“Tu sei solo un infermiere”. Per il Tribunale Militare non è ingiuria. Una frase. Una valutazione giuridica. Un caso chiuso.
Ma nella sanità reale, quella frase non è mai stata solo una frase. È una cultura. Perché il punto non è stabilire se quelle parole configurino o meno un reato. Il punto è chiedersi perché continuano a esistere. E, soprattutto, perché continuano a essere credibili.
Perché se una frase del genere riesce ancora a trovare spazio, non è per un problema linguistico. È perché poggia su una struttura. Una gerarchia culturale che, formalmente, è cambiata da anni, ma nella pratica continua a esistere.
Da una parte una professione che ha costruito nel tempo competenze, autonomia, responsabilità. Dall’altra un sistema che fatica a riconoscerle fino in fondo. E allora quella frase diventa qualcosa di più. Diventa la sintesi di una distanza. Tra ciò che l’infermieristica è diventata e il modo in cui ancora viene percepita.
Non è un problema di legge. È un problema di cultura organizzativa. Perché nei sistemi complessi ciò che è scritto conta fino a un certo punto. Quello che conta davvero è ciò che viene tollerato. E quando certe dinamiche vengono tollerate, diventano normalità.
Non servono più parole esplicite. Basta il contesto. Bastano i comportamenti. Basta sapere “chi decide” e chi no. E allora il rischio non è la frase.
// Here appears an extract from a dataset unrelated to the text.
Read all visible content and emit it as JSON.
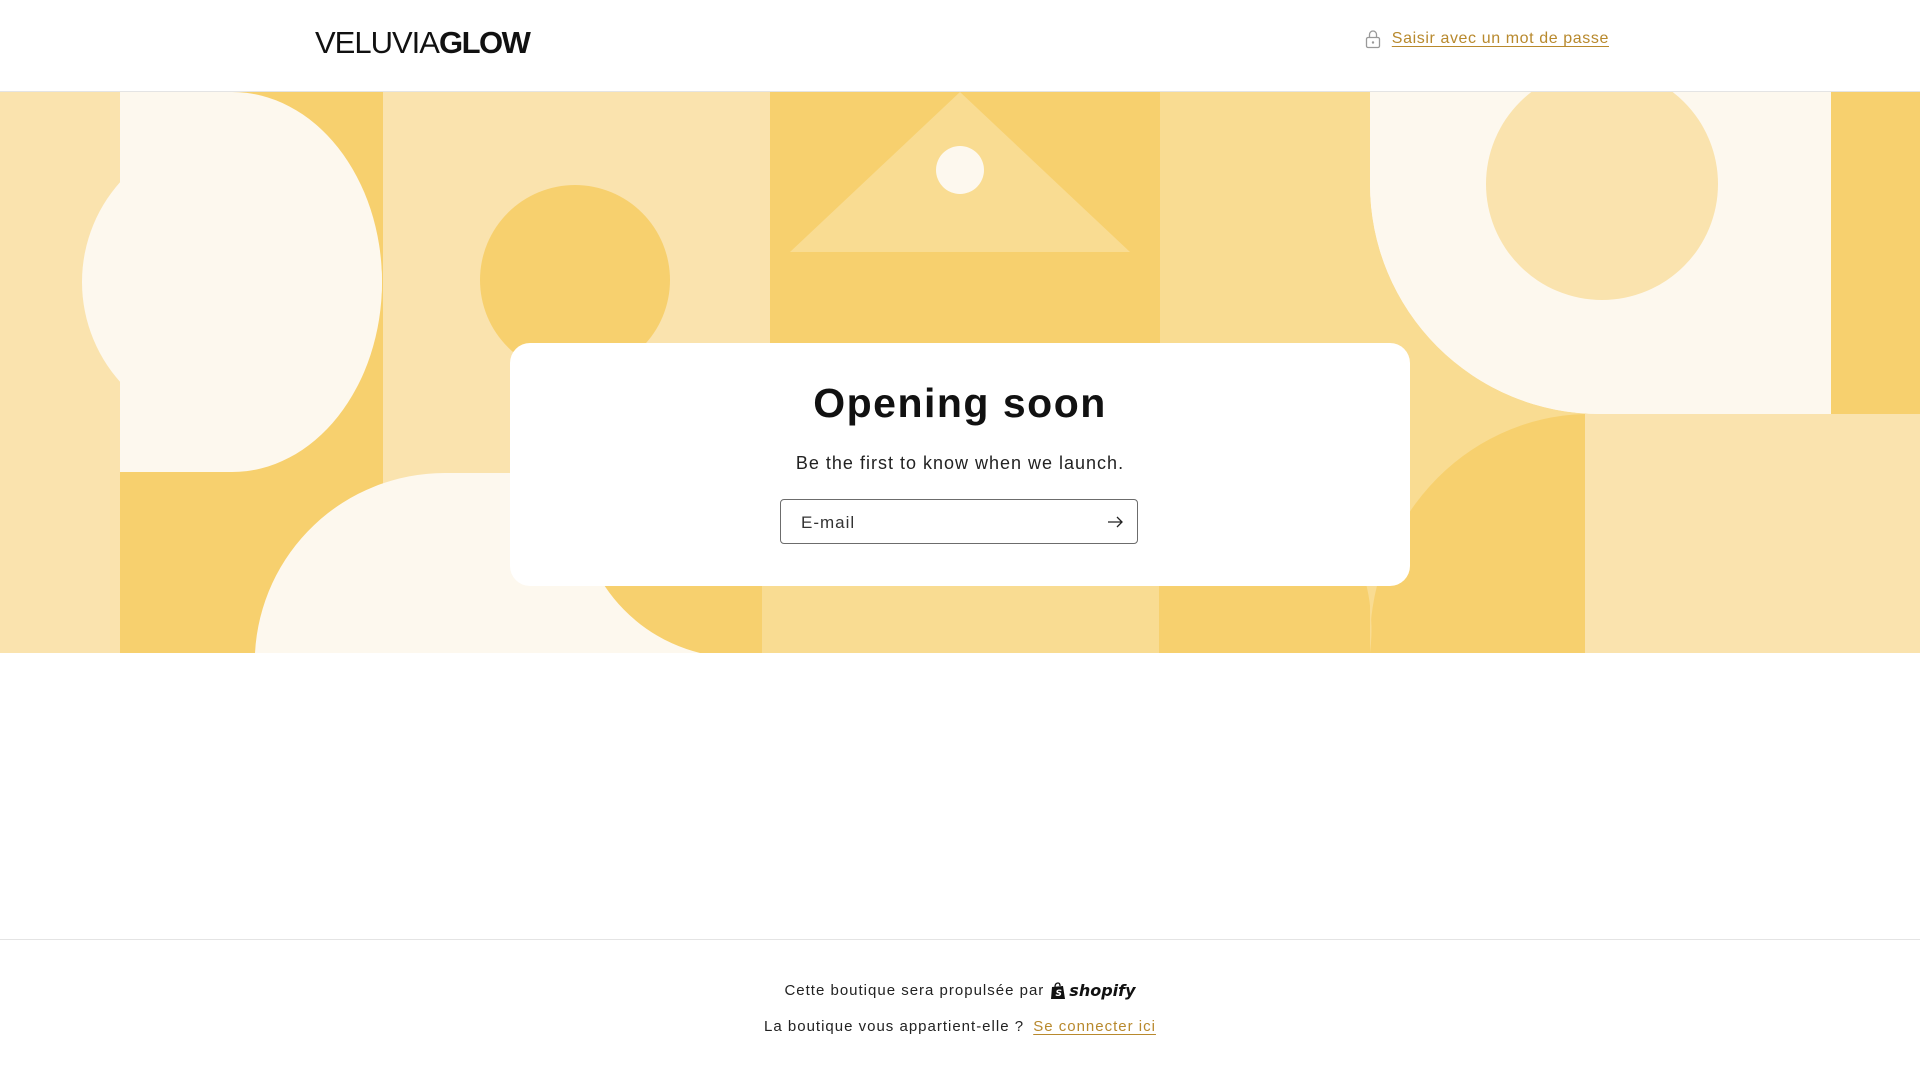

Il rischio è che quella frase continui a essere plausibile. Che continui a riflettere un equilibrio che non è mai stato davvero messo in discussione.
Perché il problema non è stabilire chi è “di più” o “di meno”. Il problema è capire se il sistema è davvero pronto a funzionare in modo diverso. In modo integrato. In modo riconosciuto. In modo adulto.
Perché finché una professione viene ancora ridotta a “solo”, non è quella professione a essere in discussione. È il sistema che non è ancora cresciuto abbastanza per riconoscerla. E forse la domanda, oggi, non è cosa dice un tribunale. Ma cosa continua a dire, ogni giorno, la realtà.